Well hello! Here I am, I haven't disappeared, I'm just wanting to catch up on my life adventures. In contrary to my previous posts, I didn't follow my own advice; I didn't really follow my heart. I tried to resign several times from work but ended up taking the opportunity. Do I regret it? No. It's taught me a lot; it's taught me that I can really live with very little which reinforced my commitment to follow a minimalist lifestyle. I've realized, at this point in my life, that the corporate world is no longer for me; it no longer serves me. I've been living overseas in a relatively poor country for over a month now and I'm really struggling to adapt. My health (mind, body and spirit) and nutrition which are both extremely important to me, have taken a beating. I believe I have more self-compassion for myself to enable me to cut loose from the corporate world once and for all. Money is a thing but not everything. I believe I've been trying to please others and not wanting to disappoint them seeing they have done so much for me. I have been very fortunate with my bosses in the past; they have always been great and I felt so loyal to them. But at the end of the day everybody's replaceable. I'm a very loyal person and hate to disappoint people but right now my life is following the corporate structure and not bringing me any joy at all.
I've started voice recording with a friend and have found it very helpful for me. I managed to figure out how to voice type which allows me to speak more freely. I don't seem to be able to type fast enough to capture my thoughts. (If anyone has seen the Matrix, well that is basically my mind at warp speed...LOL!) I'm really wanting to share my my experience and I'm sure people will be able to relate. I have so much to say, so much to share. I will give myself grace and just start slowly but speaking out loud and talking about it is really helping me and I hope I can reach some people who are reading this. Please let me know if anyone is relating to this and maybe we can start a group chat where people can share their own events in a safe place with no judgement.
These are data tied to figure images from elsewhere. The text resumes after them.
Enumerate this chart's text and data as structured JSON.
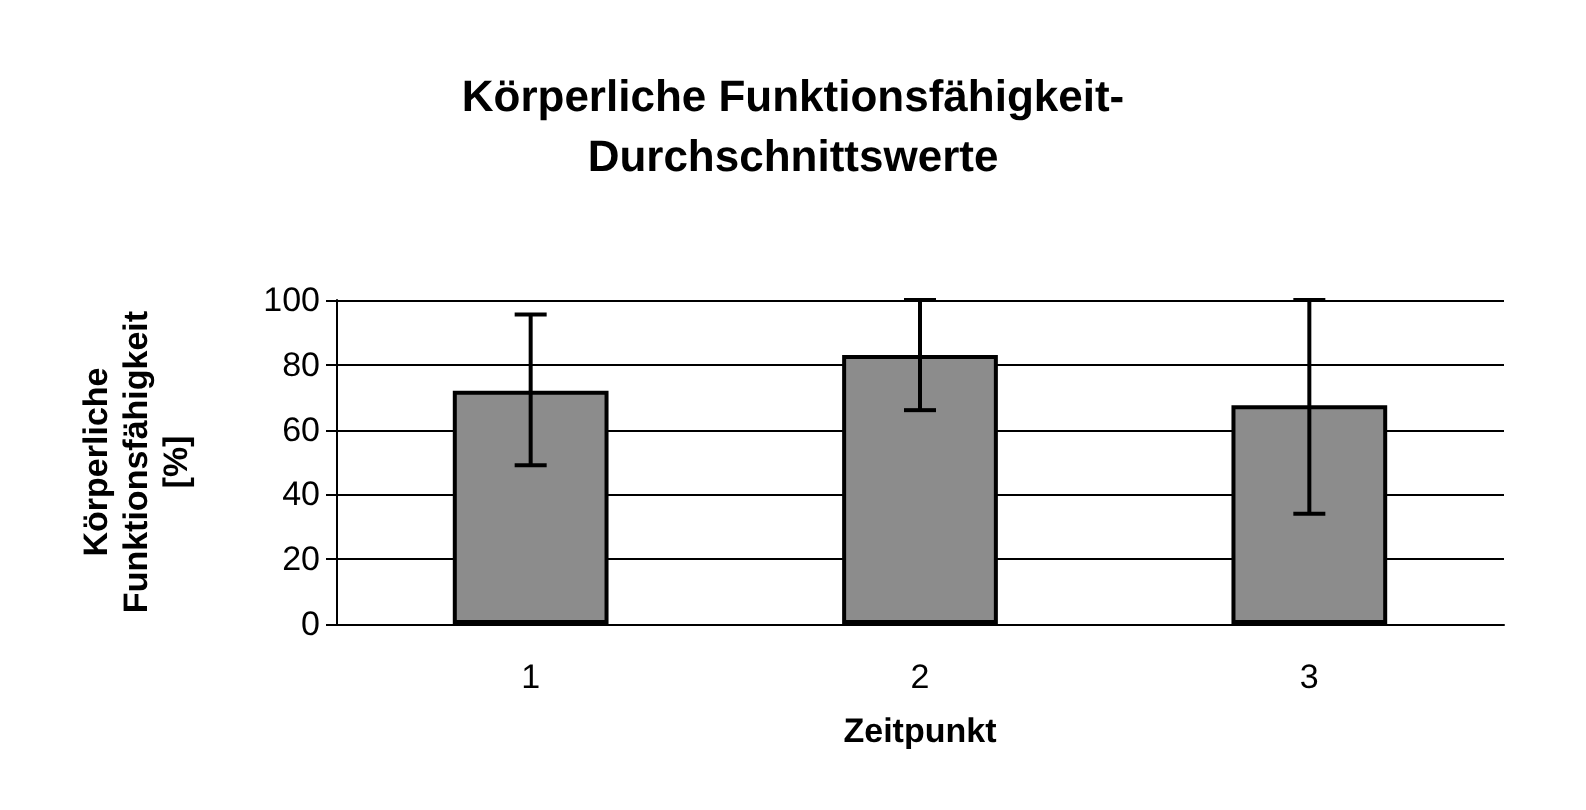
{
  "chart_data": {
    "type": "bar",
    "title": "Körperliche Funktionsfähigkeit-\nDurchschnittswerte",
    "xlabel": "Zeitpunkt",
    "ylabel": "Körperliche\nFunktionsfähigkeit\n[%]",
    "categories": [
      "1",
      "2",
      "3"
    ],
    "values": [
      72,
      83,
      67.5
    ],
    "errors": [
      [
        49,
        95.5
      ],
      [
        66,
        100
      ],
      [
        34,
        100
      ]
    ],
    "color": "#8c8c8c",
    "ylim": [
      0,
      100
    ],
    "yticks": [
      0,
      20,
      40,
      60,
      80,
      100
    ],
    "grid": "y"
  }
}
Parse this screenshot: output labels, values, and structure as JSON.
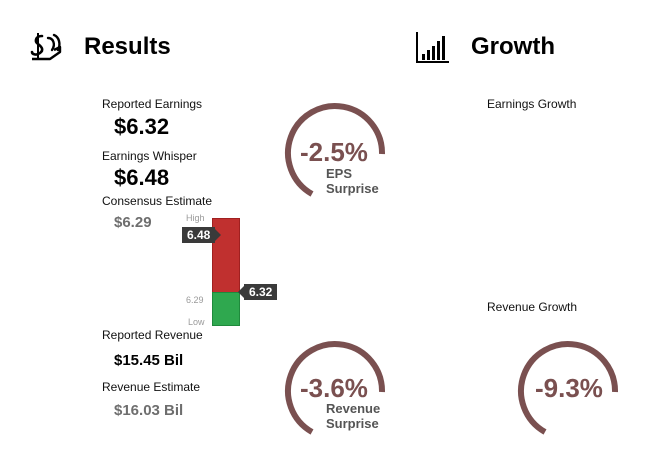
{
  "results": {
    "title": "Results",
    "reported_earnings_label": "Reported Earnings",
    "reported_earnings_value": "$6.32",
    "whisper_label": "Earnings Whisper",
    "whisper_value": "$6.48",
    "consensus_label": "Consensus Estimate",
    "consensus_value": "$6.29",
    "reported_revenue_label": "Reported Revenue",
    "reported_revenue_value": "$15.45 Bil",
    "revenue_estimate_label": "Revenue Estimate",
    "revenue_estimate_value": "$16.03 Bil"
  },
  "range_bar": {
    "high_label": "High",
    "low_label": "Low",
    "consensus_tick": "6.29",
    "whisper_tag": "6.48",
    "reported_tag": "6.32",
    "colors": {
      "miss": "#c0302f",
      "beat": "#2fa84f"
    }
  },
  "growth": {
    "title": "Growth",
    "earnings_growth_label": "Earnings Growth",
    "revenue_growth_label": "Revenue Growth"
  },
  "gauges": {
    "eps_surprise": {
      "value": "-2.5%",
      "caption_line1": "EPS",
      "caption_line2": "Surprise"
    },
    "revenue_surprise": {
      "value": "-3.6%",
      "caption_line1": "Revenue",
      "caption_line2": "Surprise"
    },
    "revenue_growth": {
      "value": "-9.3%"
    },
    "ring_color": "#7a5050"
  },
  "icons": {
    "results": "money-hand-icon",
    "growth": "bar-chart-icon"
  }
}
I've been speaking with a friend and journaling a lot more recently. I've been doing all the meditating and nature walks as much as I can. Due to my location, it's a little more dangerous therefore limited in where I can exercise.
I have come to a point where I am no longer able to find my 'WHY' while on this work assignment. Although, I do thank God for giving me this opportunity and teaching me so many things. It has only made me more resilient and given me the opportunity to dig deep in my heart what is is that I am truly longing for. I don't regret this at all and I'm very, very happy I tried this work assignment. I will say that I will never feel like it was a failure; unfortunate life events are never a failure but rather a learning experience. I hope all of you know, for anyone else struggling, that I'm praying for you and I'm thinking of you.
I'm now looking forward to heading back home. Where that will be exactly or when is still to be determined. I'm ready to move on with my life and follow my heart. This past year has been very difficult for me and I certainly was not thriving. If anything, I took a step back but step backs sometimes are what you need to let you know what you actually really do need and where you actually belong. I do still feel lost and I'm not too sure where exactly I do belong but I have faith that God will help me find my path.
I'm contemplating starting to write a book of all my life adventures and tribulations. I believe my calling is to help people who are also struggling in life, be it, physically, mentally or spiritually. Together we can overcome these obstacles that are preventing us to fully enjoy life. If you feel lost and have goals and don't know where to start, please reach out. I'm offering free coaching; I want to serve others which is God's goal for us! Assisting in making people happier and healthier is my true passion.
I want to thank you for reading and for sticking with me if you're one of those that regularly come back to read my blog. I know I've been a hit and miss; thank you for your patience while I'm navigating my life at the moment. REMEMBER, you are not alone and I love you all!